Why Not Go Waterless?
Andrew Filarowski, technical director of the Society
of Dyers and Colourists (SDC), believes the Achilles heel of waterless dyeing is the capital expense. He
adds, “Many dyehouses could use better machinery
that requires less water if they made smaller capital
expenditure than would be required for supercritical
carbon dioxide dyeing.”
Currently, there are options in the market that would
reduce water use (rather than being waterless). Such
options can include new dyes and chemicals that use less
water and dye machinery that conserves water. However,
many dye houses are reluctant even to spend money on
these relatively inexpensive water-saving options.
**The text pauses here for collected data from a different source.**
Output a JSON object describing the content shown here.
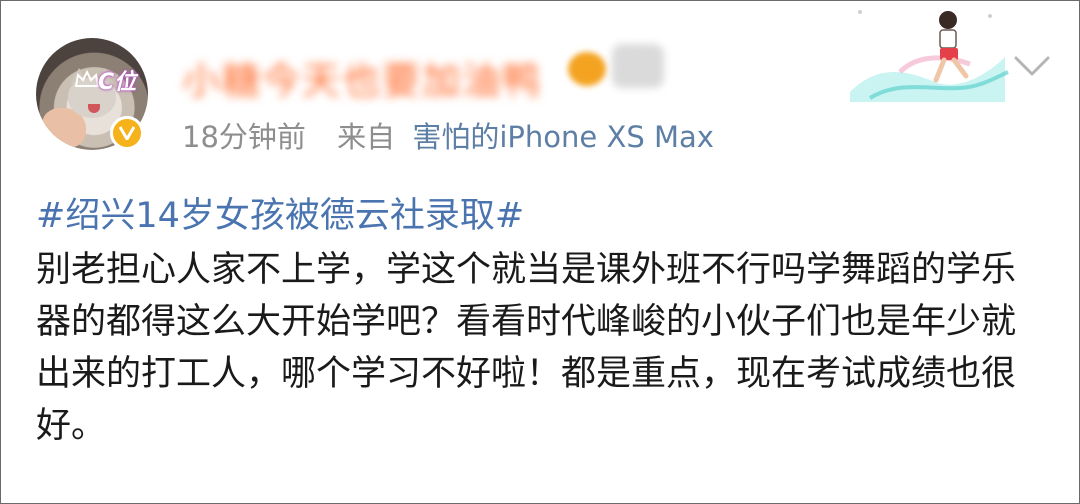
{
  "post": {
    "avatar_badge": "C位",
    "username": "小糖今天也要加油鸭",
    "meta": {
      "time": "18分钟前",
      "from_label": "来自",
      "device": "害怕的iPhone XS Max"
    },
    "hashtag": "#绍兴14岁女孩被德云社录取#",
    "body": "别老担心人家不上学，学这个就当是课外班不行吗学舞蹈的学乐器的都得这么大开始学吧？看看时代峰峻的小伙子们也是年少就出来的打工人，哪个学习不好啦！都是重点，现在考试成绩也很好。"
  },
  "icons": {
    "verified": "verified-badge-icon",
    "more": "chevron-down-icon"
  },
  "colors": {
    "hashtag": "#4a74b0",
    "device_link": "#5d7fa6",
    "meta_text": "#8e8e8e",
    "verified": "#f5b21a"
  }
}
Consequently, they are unlikely to spend extra money on more
expensive equipment for waterless dyeing.
Harari says, “There are various technologies out there
for textile dyeing that positively affect water consumption during dyeing, but not all of them require new
machinery.” However, he concurs that cost is a barrier
to completely waterless dyeing because of the additional
investment required. When talking to dye houses, he
has found that “While the operating costs of dyeing may be lower, the investment and retrofit to the
dye house required to adopt this technology is quite
significant, creating a high barrier to entry for that
respective technology.”

More (Economically) Sustainable
It seems that a process of education, combined with
public pressure and government regulations, is needed
for waterless dyeing to become more widespread.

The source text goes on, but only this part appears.